Oh Sandy Grey, are you going away?
Leave me a message before parting.
Time has changed you and the things that pain you
Are the things you think of as you're starting.
Oh Sandy Grey, it's only this I'll pray:
That you might stay here one more day in laughter.
Won't you hang around and hold me, repeat all the lies you told me?
- Do your rambling after.
Oh Sandy Grey, whatever made you want to stay?
And now what makes you want to be a-leaving?
Is it the same thing they found when they laid your father down,
Or are your reasons even worth retrieving?
Oh Sandy Grey, don't leave me just today.
Don't think on the road you'll be a-going.
Think of all the time and the days we've had to mind,
Of the future, there's no way of knowing.
Oh Sandy Grey, I thought I heard you say
That you ain't heard one word that I've been speaking.

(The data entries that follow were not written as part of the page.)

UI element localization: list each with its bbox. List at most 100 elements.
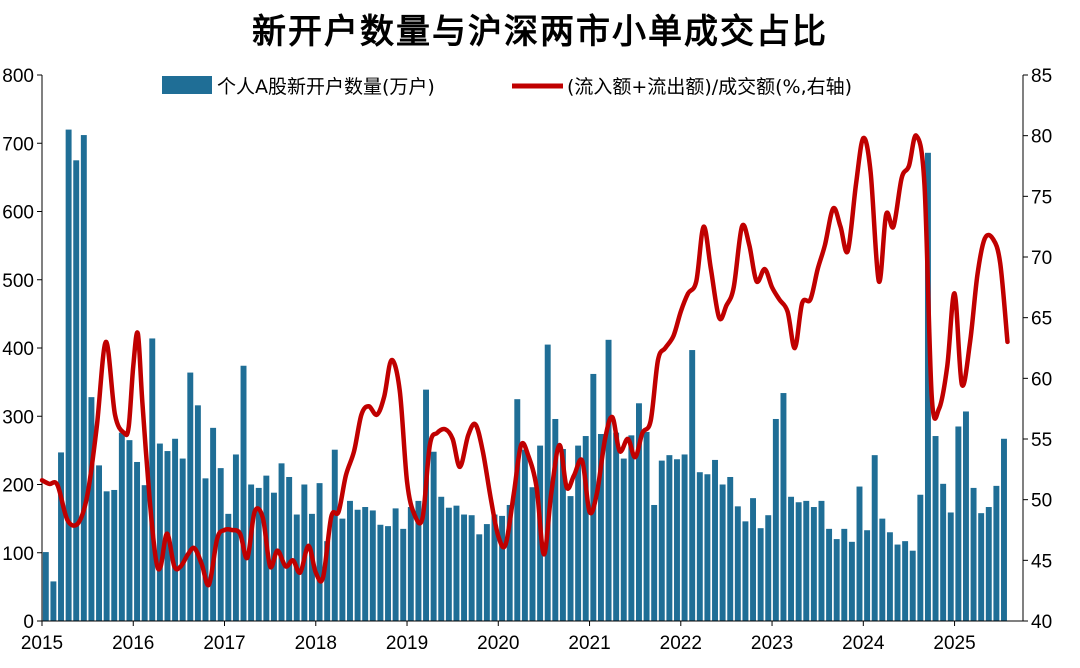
bar [316, 483, 323, 621]
bar [894, 544, 901, 621]
bar [841, 528, 848, 621]
bar [400, 528, 407, 621]
bar [1001, 438, 1007, 621]
right-tick-label: 75 [1031, 187, 1052, 208]
bar [833, 539, 840, 621]
bar [445, 507, 452, 621]
bar [453, 505, 460, 621]
right-tick-label: 85 [1031, 66, 1052, 87]
x-tick-label: 2019 [386, 633, 428, 654]
bar [339, 518, 346, 622]
bar [187, 372, 194, 621]
bar [818, 500, 825, 621]
bar [111, 489, 118, 621]
bar [750, 498, 756, 621]
bar [742, 521, 749, 621]
bar [476, 534, 483, 621]
bar [590, 373, 597, 621]
bar [651, 504, 658, 621]
right-tick-label: 40 [1031, 612, 1052, 633]
left-tick-label: 300 [2, 407, 34, 428]
left-tick-label: 800 [2, 66, 34, 87]
bar [643, 431, 650, 621]
bar [50, 581, 57, 621]
x-tick-label: 2022 [660, 633, 702, 654]
bar [73, 160, 80, 621]
bar [369, 510, 376, 621]
bar [217, 468, 224, 621]
bar [126, 440, 133, 621]
bar [65, 129, 72, 621]
bar [514, 399, 521, 621]
bar [529, 487, 536, 621]
bar [864, 530, 871, 621]
right-tick-label: 80 [1031, 127, 1052, 148]
bar [506, 504, 513, 621]
legend-bar-swatch [162, 76, 212, 94]
bar [924, 152, 931, 622]
bar [552, 418, 559, 621]
axes: 0 100 200 300 400 500 600 700 800 40 45 50 55 60 65 70 7… [2, 66, 1052, 654]
bar [666, 455, 673, 621]
bar [225, 513, 232, 621]
bar [757, 528, 764, 621]
bar [248, 484, 255, 621]
bar [88, 397, 95, 621]
left-tick-label: 200 [2, 476, 34, 497]
bar [521, 449, 528, 621]
bar [354, 509, 361, 621]
bar [96, 465, 102, 621]
line-series [39, 133, 1010, 588]
bar [848, 541, 855, 621]
bar [210, 427, 217, 621]
bar [483, 524, 490, 621]
bar [149, 338, 156, 621]
bar [871, 455, 878, 621]
bar [309, 513, 315, 621]
x-tick-label: 2020 [477, 633, 519, 654]
bar [772, 418, 779, 621]
bar [788, 496, 795, 621]
bar [719, 484, 726, 621]
bar [278, 463, 285, 621]
bar [613, 432, 620, 621]
bar [324, 541, 331, 621]
x-tick-label: 2021 [568, 633, 610, 654]
bar [886, 532, 893, 621]
bar [620, 458, 627, 621]
bar [734, 506, 741, 621]
bar [917, 494, 924, 621]
bar [955, 426, 962, 621]
bar [134, 461, 141, 621]
bar [347, 500, 353, 621]
bar [940, 483, 947, 621]
bar [712, 459, 718, 621]
chart-title: 新开户数量与沪深两市小单成交占比 [252, 12, 828, 52]
bar [179, 458, 186, 621]
bar [202, 478, 209, 621]
x-tick-label: 2016 [112, 633, 154, 654]
bar [795, 502, 802, 621]
bar [658, 460, 665, 621]
legend-line-label: (流入额+流出额)/成交额(%,右轴) [567, 76, 852, 98]
right-tick-label: 45 [1031, 551, 1052, 572]
bar [597, 434, 604, 621]
bar [902, 541, 909, 621]
bar [172, 438, 179, 621]
bar [461, 514, 468, 621]
bar [628, 435, 635, 621]
bar [947, 512, 954, 621]
bar [559, 449, 566, 621]
bar [567, 496, 574, 621]
x-tick-label: 2017 [203, 633, 245, 654]
bar [826, 528, 833, 621]
bar [978, 513, 985, 621]
x-tick-label: 2023 [751, 633, 793, 654]
x-tick-label: 2018 [295, 633, 337, 654]
bar [42, 552, 49, 621]
bar [780, 393, 787, 621]
bar [286, 476, 293, 621]
bar [544, 344, 551, 621]
bar [985, 507, 992, 621]
legend-bar-label: 个人A股新开户数量(万户) [217, 76, 435, 98]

There's no use in trying you escaping from my mind
And I'll never see the world you're seeking.
Oh Sandy Grey, are you going away?
Leave me a message before parting.
Time has changed you and the things that pain you
Are the things you think of as you're starting.
*) sitenote:
Robin Frederick wrote about Nick Drake in Mojo Magazine (Febr. 1999; Truly. Madly. Deeply) and remembers:
"I spent the summer of 1967 in London with John Martyn, listening to Sgt. Pepper and the Incredible String Band, watching John learn to play sitar in about ten minutes, living on toast and tea while he recorded his first album, London Conversation. There's a song of mine on that album, Sandy Grey, which I wrote for Nick before I left France [end of summer 1967, HB]. John and Nick hadn't met yet - nor was there any reason to believe they ever would - so I had no cause to mention the song's connection with Nick. The song itself is not a particularly good portrait of him because I didn't know him well, but the name, Sandy Grey - an indefinable, shifting shade - that was Nick to a T."